Though we’ve been travelling that route with more people on board than ever for almost six years — since Canada’s Truth and Reconciliation Commission (TRC) released its report and calls to action — there remains plenty of work to be done.

The remains of 215 Indigenous children were uncovered at the site of a former Kamloops Indian Residential School on May 27, and, as of this writing, the number has risen to more than 5,000 across Canada and more than 6,000 when sites in the United States are included.

A December 2019 report by Eva Jewell and Ian Mosby for the Yellowhead Institute found that only nine of the TRC calls to action had been completed. However, their 2020 findings showed that figure fell to eight.

“Ultimately, we find that Canada is failing residential school survivors and their families,” say the authors of the report, stating that “five years, we believe, is more than enough time to test the strength and meaningfulness of that commitment.”

This year we can add at least two more completed calls to action to the list.

Number 80 sought a National Day for Truth and Reconciliation, and on Sept. 30 we will observe the first official day by that name, after Bill C-5 gained royal assent June 3.

Number 15 calls for the appointment of an Indigenous Languages Commissioner – on June 14, the Government of Canada announced the first four appointees to the new Office of the Commissioner of Indigenous Languages: commissioner Ronald E. Ignace and directors Robert Watt, Georgina Liberty and Joan Greyeyes.

Bill C-8: An Act to amend the Citizenship Act, which responds to Call to Action Number 94, passed its second reading Dec. 10, 2020 and is listed by Parliament as having received royal assent.

The steps may be small, but every step forward counts.

The Yellowhead report is less optimistic, stating discussions with Indigenous experts and practitioners point to non-Indigenous organizations exploiting federal government budget lines and skirting “the institutional change that reconciliation demands. In this way, money earmarked for reconciliation often results in little more than recolonization. As one of the Indigenous experts we spoke with put it rather succinctly: ‘We’re not just failing. We are regressing, back to before the TRC.’”

This doesn’t mean it’s time to throw in the towel though, as the report also concludes.

Nunavut Tunngavik Inc. President Aluki Kotierk said this time last year: “Work needs to happen and investment and supports need to occur to get Inuit to a point where they were before they were taken to residential school so Inuit are proud of who they are as Inuit … and they walk around our communities with dignity.

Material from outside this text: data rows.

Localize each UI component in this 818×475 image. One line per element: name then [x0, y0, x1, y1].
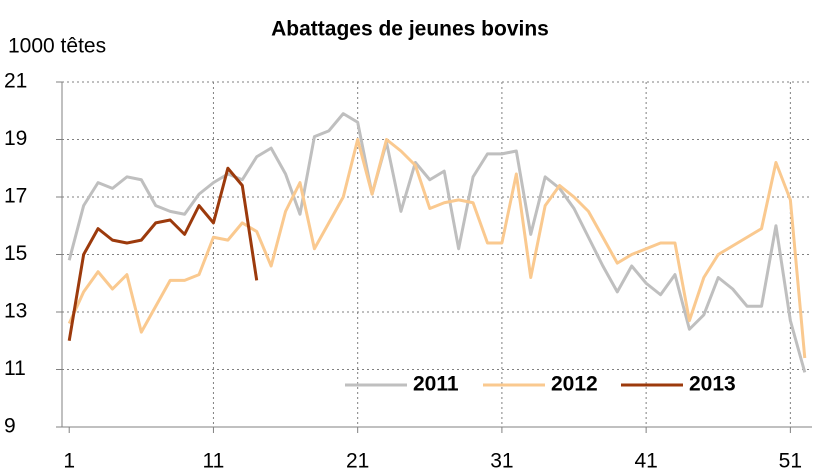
x-tick-label: 1 — [63, 450, 75, 473]
series-line — [67, 166, 259, 341]
x-tick-label: 31 — [490, 450, 513, 473]
y-tick-label: 21 — [4, 70, 27, 93]
y-tick-label: 13 — [4, 300, 27, 323]
y-axis-label: 1000 têtes — [8, 35, 106, 58]
legend-label: 2013 — [689, 373, 736, 396]
x-tick-label: 21 — [346, 450, 369, 473]
legend: 2011 2012 2013 — [345, 373, 736, 396]
y-tick-label: 19 — [4, 127, 27, 150]
y-tick-label: 9 — [4, 415, 16, 438]
series-line — [67, 138, 807, 359]
y-tick-label: 15 — [4, 242, 27, 265]
chart-title: Abattages de jeunes bovins — [271, 18, 549, 41]
legend-label: 2011 — [413, 373, 459, 396]
legend-label: 2012 — [551, 373, 598, 396]
series-line — [67, 112, 807, 373]
x-tick-label: 41 — [634, 450, 657, 473]
x-tick-label: 11 — [203, 450, 225, 473]
y-tick-label: 11 — [4, 357, 26, 380]
y-tick-label: 17 — [4, 185, 27, 208]
x-tick-label: 51 — [779, 450, 802, 473]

“Through all these public policies, there’s been so much shame put on us as a society … that shame does not belong to us. We are a product of the public policies that were placed on us. It is a result of all the things that have been done to us, and any people having had those same experiences would be having these social challenges as well.”

The barest minimum Canada can do is answer these calls to action as atonement, and then continue to follow up those actions with ongoing engagement with Indigenous peoples and organizations to ensure that healing is both achievable and fostered in a way that is respectful to those seeking it.